21 williamnyy23   ~  Nov 16, 2009 10:28 am

[19] Alomar's first year of eligibility is this year, so it's premature to talk about what "is keeping him out".

22 monkeypants   ~  Nov 16, 2009 11:56 am

[20] Whoops, forgot about Kent.

Yes, my math was quick and dirty, but the point stands that Alomar's career was more than just 5 or 6 great seasons then a precipitous drop off. His ten best seasons match up well with Jeter's ten best (one of which was injury shortened)--I think that's a fair statement.

Further, their career stats right now are similar (though Jeter of course has a goodly edge):

Alomar: 17 seasons, 2724 H, 210 HR, 474 SB (114 CS), .300/.371/.443/.814, 116 OPS+
Jeter: 15 seasons, 2747 H, 224 HR, 305 SB (80 CS), .317/.388/.459/.847, 121 OPS+

My main point was that you were too quick to dismiss (or better, diminish) Alomar's career. again, I think that I made a fair point.

23 Horace Clarke Era   ~  Nov 16, 2009 12:29 pm

Alomar, for those of us who watched him here in Toronto, is actually exhibit A for how fielding range stats need tweaking OR we are all blind and stupid.
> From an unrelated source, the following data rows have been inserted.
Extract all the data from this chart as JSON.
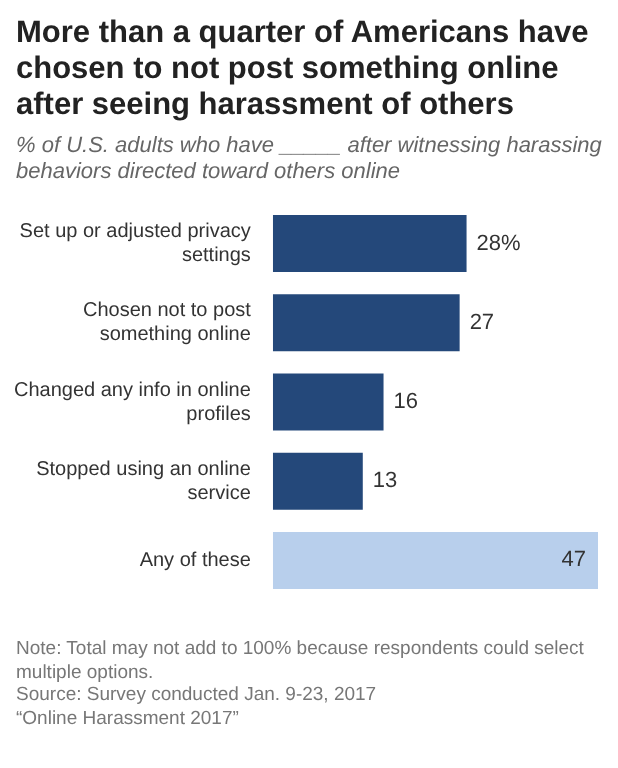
{
  "chart_data": {
    "type": "bar",
    "orientation": "horizontal",
    "title": "More than a quarter of Americans have chosen to not post something online after seeing harassment of others",
    "subtitle": "% of U.S. adults who have _____ after witnessing harassing behaviors directed toward others online",
    "categories": [
      "Set up or adjusted privacy settings",
      "Chosen not to post something online",
      "Changed any info in online profiles",
      "Stopped using an online service",
      "Any of these"
    ],
    "values": [
      28,
      27,
      16,
      13,
      47
    ],
    "colors": [
      "#24487a",
      "#24487a",
      "#24487a",
      "#24487a",
      "#b8cfec"
    ],
    "value_labels": [
      "28%",
      "27",
      "16",
      "13",
      "47"
    ],
    "legend": false,
    "tick_labels": "y",
    "annotations": [
      "Note: Total may not add to 100% because respondents could select multiple options.",
      "Source: Survey conducted Jan. 9-23, 2017",
      "“Online Harassment 2017”"
    ]
  }
}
He was glorious in the field to watch, but his actual numbers don't dazzle. I think he's a HoF, way more than Jim Rice, say. But I also think Lou Whitaker's been jobbed a bit, and Trammel. Infielders get underrepresented in some ways today - there was some over representation of so-so hitters in the old days, seems to me.

The spitting: yes, it is probably the first thing most casual fans associate with his name. But there are members of the Ku Klux Klan in the Hall, you know...

24 OldYanksFan   ~  Nov 16, 2009 12:47 pm

We really need offensive stats to have a sister stat that is position adjusted. An OPS+ of 100 may be AVERAGE... but average for who? An OPS+ of 100 would be below average for a COFer but above average for a C. This is why Jeter is so great. Not his numbers per se, but his numbers for a SS. Over RA's career, what was the average OPS+ for 2nd basemen?

Without looking at stats, I would thi8nk he's definitely in.

25 MichiganYankee   ~  Nov 16, 2009 1:49 pm

Alomar's off-the-cliff decline at age 34 will hurt him, especially since he bit the dust in New York. As for Dale Murphy (who fell off the cliff at 32), the lingering memory of Alomar is "they call this guy a Hall of Famer"?

26 williamnyy23   ~  Nov 16, 2009 2:47 pm

[22] I don't think I diminished Alomar by suggesting he was a strong Hall of Fame candidate, but not a no-brainer.

27 monkeypants   ~  Nov 16, 2009 3:02 pm

[26] You diminished Aomar, IMO, when you reduced his career to 5 or 6 great seasons and then steep decline...this implicitly undersold what was a long, very good (often great) career with only a few bad years tacked on at the end. You made it sound like his career was a hadful of fluky great seasons and no more, or perhaps an injury-shortened/decline-shortened flash in the pan (a la Mattingly). It was a misleading statement.